Linton- Life in the Collections
Denis Mack Smith:
New Haven and London, 1994
Although the Italian revolutionary Giuseppe Mazzini constantly failed during his lifetime with his guerrilla tactics and attempted coups in his homeland he can be considered, in a wider historical perspective, as one of the most influential and successful ideologists of the 19th century. He was not only the architect and spiritus rector of the Italian unification, but also one of the driving ideological forces of the Republican insurgencies of 1848, which had changed the Eurasian map effectively, and in the end also his central vision of a Europe of democratic Republican nations became reality. Though he was one of the most prolific authors of the time, writing thousands of letters, political instructions and articles for his various Republican journals, mainly on ethical, economical, and aesthetical matters, he never developed a consistent political theory. His characteristic blend of theocratic, patriotic and liberal democratic views developed from the opposition to the autocratic system of the dawning restauration and the narrowed nationalism of the rising age of imperialism, and moreover in conflict with the materialistic system of his adversary Karl Marx. „Mazzini referred to Marx for the first time in an article of 1852, but before then there were dozens of uncomplimentary references to the ‘ultra-reactionary’ Mazzini in the correspondence between Marx and Friedrich Engels. This correspondence condescendingly referred to the ‘platitudinous parodies of his cosmopolitan-neo-Catholic-ideological manifestos.’ (...) Mazzini had invited this opposition by his own perceptive criticism of Communism between 1846 and 1851. (...) He knew that there were differences of opinion and emphasis inside communism, but basically it stood for government being ‘at once proprietor, possessor and distributor of all that exists’, organizing society ‘after the manner of beavers.’ Communism, he wrote, (...) precisely reproduced ‘the position of the masters of slaves in olden times,’ because ambitious and unscrupulous people would realise how to exploit communist ideas and use the gullibility of the masses to create another dictatorship as illiberal, cruel and inefficient as the ancient regime.“ (Denis M. Smith)

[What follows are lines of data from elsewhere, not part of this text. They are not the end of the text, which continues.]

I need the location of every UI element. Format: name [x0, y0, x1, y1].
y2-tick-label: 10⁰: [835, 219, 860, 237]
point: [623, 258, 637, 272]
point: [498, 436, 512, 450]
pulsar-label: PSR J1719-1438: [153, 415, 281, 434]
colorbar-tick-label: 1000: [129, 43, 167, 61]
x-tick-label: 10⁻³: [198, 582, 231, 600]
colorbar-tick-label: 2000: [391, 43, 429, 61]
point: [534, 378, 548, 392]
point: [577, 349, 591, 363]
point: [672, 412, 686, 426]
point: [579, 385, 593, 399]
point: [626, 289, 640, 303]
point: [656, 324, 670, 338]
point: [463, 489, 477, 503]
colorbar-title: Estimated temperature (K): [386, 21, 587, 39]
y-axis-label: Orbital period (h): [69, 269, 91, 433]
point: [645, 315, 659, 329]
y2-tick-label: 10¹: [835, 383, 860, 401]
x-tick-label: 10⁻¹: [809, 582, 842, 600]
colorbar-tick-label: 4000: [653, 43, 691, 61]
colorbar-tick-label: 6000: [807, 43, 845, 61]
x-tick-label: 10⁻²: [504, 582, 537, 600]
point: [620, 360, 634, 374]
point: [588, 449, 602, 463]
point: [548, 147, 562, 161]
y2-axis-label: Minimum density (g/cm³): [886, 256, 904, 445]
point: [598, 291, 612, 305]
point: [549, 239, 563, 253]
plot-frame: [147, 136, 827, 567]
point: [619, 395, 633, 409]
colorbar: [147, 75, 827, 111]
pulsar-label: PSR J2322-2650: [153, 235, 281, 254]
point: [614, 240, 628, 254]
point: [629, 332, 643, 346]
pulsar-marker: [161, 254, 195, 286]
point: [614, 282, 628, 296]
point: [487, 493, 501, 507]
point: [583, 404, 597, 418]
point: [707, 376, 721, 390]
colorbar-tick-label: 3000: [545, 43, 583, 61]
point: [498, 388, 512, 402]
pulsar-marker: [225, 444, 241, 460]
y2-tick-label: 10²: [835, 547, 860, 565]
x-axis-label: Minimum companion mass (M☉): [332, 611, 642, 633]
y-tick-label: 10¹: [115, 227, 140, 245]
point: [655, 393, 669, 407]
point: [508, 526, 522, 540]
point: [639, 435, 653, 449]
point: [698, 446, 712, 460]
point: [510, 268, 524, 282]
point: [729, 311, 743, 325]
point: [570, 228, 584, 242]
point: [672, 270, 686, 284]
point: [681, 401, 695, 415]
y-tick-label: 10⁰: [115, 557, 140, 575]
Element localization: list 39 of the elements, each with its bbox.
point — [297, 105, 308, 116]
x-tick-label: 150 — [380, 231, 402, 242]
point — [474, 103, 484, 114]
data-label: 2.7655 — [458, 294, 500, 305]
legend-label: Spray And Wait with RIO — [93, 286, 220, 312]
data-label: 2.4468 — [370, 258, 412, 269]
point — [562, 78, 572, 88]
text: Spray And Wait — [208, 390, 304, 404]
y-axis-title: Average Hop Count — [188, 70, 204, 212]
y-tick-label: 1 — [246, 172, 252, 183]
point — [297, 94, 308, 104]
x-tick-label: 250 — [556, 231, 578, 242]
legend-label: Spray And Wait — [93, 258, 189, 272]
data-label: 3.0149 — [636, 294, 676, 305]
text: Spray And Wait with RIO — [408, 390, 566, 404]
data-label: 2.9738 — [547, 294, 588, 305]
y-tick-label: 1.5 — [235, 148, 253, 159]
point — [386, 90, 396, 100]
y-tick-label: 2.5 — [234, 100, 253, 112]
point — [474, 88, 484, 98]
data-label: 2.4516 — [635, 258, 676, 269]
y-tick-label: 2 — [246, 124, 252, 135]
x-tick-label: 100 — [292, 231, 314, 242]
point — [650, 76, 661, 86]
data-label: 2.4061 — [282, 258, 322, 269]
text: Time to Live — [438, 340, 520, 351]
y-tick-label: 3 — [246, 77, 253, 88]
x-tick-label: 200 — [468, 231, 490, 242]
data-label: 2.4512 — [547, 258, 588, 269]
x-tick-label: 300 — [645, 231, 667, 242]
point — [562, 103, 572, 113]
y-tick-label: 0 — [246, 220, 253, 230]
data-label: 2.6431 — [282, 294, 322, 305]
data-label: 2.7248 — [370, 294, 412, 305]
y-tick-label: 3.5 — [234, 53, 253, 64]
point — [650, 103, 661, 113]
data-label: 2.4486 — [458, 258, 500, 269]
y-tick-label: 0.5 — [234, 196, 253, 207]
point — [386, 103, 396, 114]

After a series of failed insurgencies and after being exiled from his refuges in Switzerland and France, he lived, from January 1837 onwards and for the rest of his life, predominantly in London, from where he organized his further conspiratory activities. The fascination he held for many representatives of the cultural elite like Dickens or Carlyle, but also for political activists like Linton or Holyoake, originates in no small part from his deep ties with the radical heritage of British puritanism and romanticism. „As a boy he had (...) copied out poems by Milton, Pope and Shelley. He was among the first Italians to appreciate Burns and Wordsworth, whom he took as exemplars of a new liberal romanticism that would replace the sometimes authoritarian stereotypes of the previous century.“ In later years „a friend remembered that ‘he could never forgive England for her neglect and misappreciation of Byron,’ a writer he placed ‘far above Wordsworth and Coleridge whom he calls contemplative poets only, living remote from action amid their mountains and lakes’.“ (Denis M. Smith) With the exiled Mazzini, England had another romantic champion for liberty and freedom of the type of Byron, but without his aristrocratic and egomanic deficiencies.
Denis Mack Smith mentions Linton repeatedly in his authoritative biography of Mazzini as a friend and follower. In his own autobiography, Linton specifies that he first met him around 1841 in his free secular school „for poor Italians in London, most of them the wretched organ-grinders and hawkers of plaster casts.“ The school of which Linton became a patron was just around the block of his own engraving workshop. „Mazzini, he believed, was a man born to level emperors and raise nations to their duty. He ranged Mazzini with Lamennais: the abbé as his rhetorical social inspiration, the Italian as the active protagonist of his apocalyptic hopes.“ (F.B. Smith) Indeed there had been some connections between the dissident French priest and the mastermind of Italian guerilla war, not only in their impassionate solemn diction. At the request of Lamennais, Mazzini had, between March and June 1837, anonymously written a series of articles for Le Monde in Paris, about class conflicts in England. Although Linton subordinated his political activities for the next two decades almost completely to the Mazzinean cause, their socio-political conceptions differed substantially. The model of society, which Linton drafted in the early 1850s in his journal The English Republic was much less hieratical and authoritarian than Mazzini’s scheme. Instead, Linton’s societal ideal comes closer to the self-organizing grass roots conception of Robert Owen’s cooperative movement.